Now that the election is behind us, many CEOs have begun to focus on their company’s next big decisions. And with a strong upswing in the stock market, many C-Suite executives and corporate decision-makers are feeling confident about the economic environment headed into the new year.
Economic growth in 2016 was steady in Los Angeles County, marking the sixth consecutive year of job growth since we hit the trough of the Great Recession – and there’s likely several innings left in the ballgame of economic growth. Especially if tax plans and increased spending on infrastructure and defense are realized, even more jobs may be created – in addition to those previously forecasted.
“Demand for workspace – whether it’s office, retail or industrial – will likely increase, paving the way for expedited short-term growth in property values and rental rates.”
So what does this mean for L.A. employers? Demand for workspace – whether it’s office, retail or industrial – will likely increase, paving the way for expedited short-term growth in property values and rental rates. This growth could be tempered if trade or tariffs hurt the momentum; even so, demand should be strong in the short-term at the very least.
On the supply side, a number of factors have created a more difficult environment to develop property in Los Angeles. By example, voters recently approved a ballot measure in Los Angeles that will effectively impose new labor and affordable housing requirements on developers. The new rules, coupled with the existing entitlement process, could hamper the level of multifamily construction we’ve seen in more recent years.
This may mean vacancy will likely drop and rental rates will rise in most L.A. submarkets. Still, each submarket will vary, of course, depending on the specific activity that occurs in each. But we’re already seeing a flurry of negotiations and deal-making on the Westside, Downtown Los Angeles and the Tri-Cities (Burbank, Pasadena and Glendale).
The Westside market is as hot as ever, and that’s likely to remain the case into 2017. A number of large transactions are in various stages of negotiations, and I anticipate we’ll see about 500,000 square feet of now-vacant office space leased up within the first half of the year.
In Santa Monica, investors twice paid more than $1,000 a square foot recently to acquire office buildings, highlighting the strong demand for workspace in the already-sizzling office market.
In fact, I anticipate the office market throughout the Westside will only get tighter, and property values and rents will continue to increase.
Downtown Los Angeles
For years, many of us who complete a high volume of deals in Downtown L.A. have talked about the untapped potential of this office market – and, in 2016, our predictions were finally validated.
“While the Warner Music deal was a watershed moment for Downtown L.A., it shouldn’t be long before other entertainment companies make the move too.”
Warner Music Group’s decision to move its West Coast headquarters from Burbank to the Arts District was a massive win for downtown. By 2018, Warner Music will move hundreds of its employees to the historic Ford Factory building. The deal essentially validates the notion downtown is a viable hub for tech and entertainment companies, in addition to the traditional financial and professional service firms that have called downtown home for decades.

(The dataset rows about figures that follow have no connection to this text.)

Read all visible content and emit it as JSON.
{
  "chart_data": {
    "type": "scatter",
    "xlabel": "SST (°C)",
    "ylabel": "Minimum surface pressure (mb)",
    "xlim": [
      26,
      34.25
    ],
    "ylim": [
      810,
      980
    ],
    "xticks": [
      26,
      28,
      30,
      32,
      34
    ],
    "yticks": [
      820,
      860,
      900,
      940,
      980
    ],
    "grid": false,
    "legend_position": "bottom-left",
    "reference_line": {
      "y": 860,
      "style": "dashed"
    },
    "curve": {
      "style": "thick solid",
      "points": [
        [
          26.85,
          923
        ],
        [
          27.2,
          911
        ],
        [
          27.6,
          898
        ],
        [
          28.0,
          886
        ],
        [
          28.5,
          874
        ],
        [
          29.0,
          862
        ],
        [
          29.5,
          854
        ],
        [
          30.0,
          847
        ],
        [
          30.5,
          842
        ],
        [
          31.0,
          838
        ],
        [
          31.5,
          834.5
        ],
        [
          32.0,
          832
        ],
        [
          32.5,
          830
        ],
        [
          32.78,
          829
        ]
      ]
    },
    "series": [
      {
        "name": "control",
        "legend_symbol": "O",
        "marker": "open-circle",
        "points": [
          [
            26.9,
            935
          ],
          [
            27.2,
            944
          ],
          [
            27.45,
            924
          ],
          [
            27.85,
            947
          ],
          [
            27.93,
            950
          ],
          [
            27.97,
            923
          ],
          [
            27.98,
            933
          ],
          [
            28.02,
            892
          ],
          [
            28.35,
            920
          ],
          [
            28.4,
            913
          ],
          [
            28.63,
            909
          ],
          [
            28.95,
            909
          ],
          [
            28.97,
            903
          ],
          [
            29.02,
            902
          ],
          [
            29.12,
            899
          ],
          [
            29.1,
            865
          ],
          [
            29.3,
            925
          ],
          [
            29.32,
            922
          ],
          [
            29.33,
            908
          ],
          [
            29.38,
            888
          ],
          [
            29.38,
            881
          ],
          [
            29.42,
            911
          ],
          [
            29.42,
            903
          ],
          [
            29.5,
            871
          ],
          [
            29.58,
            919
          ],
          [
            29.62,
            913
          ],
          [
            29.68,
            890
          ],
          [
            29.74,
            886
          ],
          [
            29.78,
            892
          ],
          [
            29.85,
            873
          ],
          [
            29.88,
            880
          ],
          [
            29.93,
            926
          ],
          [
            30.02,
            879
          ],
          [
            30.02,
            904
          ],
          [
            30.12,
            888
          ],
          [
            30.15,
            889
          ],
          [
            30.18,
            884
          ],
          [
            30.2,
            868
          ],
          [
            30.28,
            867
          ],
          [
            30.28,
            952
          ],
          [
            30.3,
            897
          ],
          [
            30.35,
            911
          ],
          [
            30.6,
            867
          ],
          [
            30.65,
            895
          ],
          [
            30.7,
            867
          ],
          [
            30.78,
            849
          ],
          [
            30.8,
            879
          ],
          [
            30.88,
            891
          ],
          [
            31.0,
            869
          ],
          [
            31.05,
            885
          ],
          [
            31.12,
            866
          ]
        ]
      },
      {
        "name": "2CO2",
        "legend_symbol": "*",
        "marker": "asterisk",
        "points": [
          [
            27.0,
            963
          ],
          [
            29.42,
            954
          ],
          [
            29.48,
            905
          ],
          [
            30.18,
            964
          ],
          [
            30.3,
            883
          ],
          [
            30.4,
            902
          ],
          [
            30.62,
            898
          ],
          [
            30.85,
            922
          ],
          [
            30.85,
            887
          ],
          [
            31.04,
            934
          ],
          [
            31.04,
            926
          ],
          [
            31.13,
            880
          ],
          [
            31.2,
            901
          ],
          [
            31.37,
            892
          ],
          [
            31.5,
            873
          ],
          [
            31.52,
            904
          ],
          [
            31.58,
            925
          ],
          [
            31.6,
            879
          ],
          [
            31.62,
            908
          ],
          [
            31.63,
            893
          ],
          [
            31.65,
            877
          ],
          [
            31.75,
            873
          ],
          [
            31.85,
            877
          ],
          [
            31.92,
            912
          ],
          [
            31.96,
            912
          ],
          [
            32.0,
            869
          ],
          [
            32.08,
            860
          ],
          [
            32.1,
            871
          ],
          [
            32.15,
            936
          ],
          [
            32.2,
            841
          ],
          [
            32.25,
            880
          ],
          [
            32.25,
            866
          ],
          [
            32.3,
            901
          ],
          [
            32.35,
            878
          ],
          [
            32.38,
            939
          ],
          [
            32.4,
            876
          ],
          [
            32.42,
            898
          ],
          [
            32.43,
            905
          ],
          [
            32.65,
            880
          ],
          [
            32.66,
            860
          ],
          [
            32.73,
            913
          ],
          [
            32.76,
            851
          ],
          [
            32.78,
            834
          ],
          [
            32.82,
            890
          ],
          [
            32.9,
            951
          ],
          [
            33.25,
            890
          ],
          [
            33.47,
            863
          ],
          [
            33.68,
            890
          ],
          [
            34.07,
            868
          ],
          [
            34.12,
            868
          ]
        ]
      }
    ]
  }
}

While the Warner Music deal was a watershed moment for Downtown L.A., it shouldn’t be long before other entertainment companies make the move too. Plus, as more residential units are completed throughout 2017, downtown will only become more attractive to companies.
Much like the Westside, downtown is on pace to remain scorching hot in the short-term with several high-dollar deals already in the works.
Even as Warner Music plans its move downtown, I don’t anticipate the Burbank office market will miss a beat in 2017. There’s going to be strong absorption there over the next couple quarters, and no new supply is slated to hit the market.
Pasadena and Glendale also have substantially no new supply in the pipeline for early 2017, which will likely increase rental rates in the short-term as more vacant office space is absorbed.
Overall, the Tri-Cities office market will continue to see positive net absorption for the next several quarters leading to lower vacancies across all of its submarkets.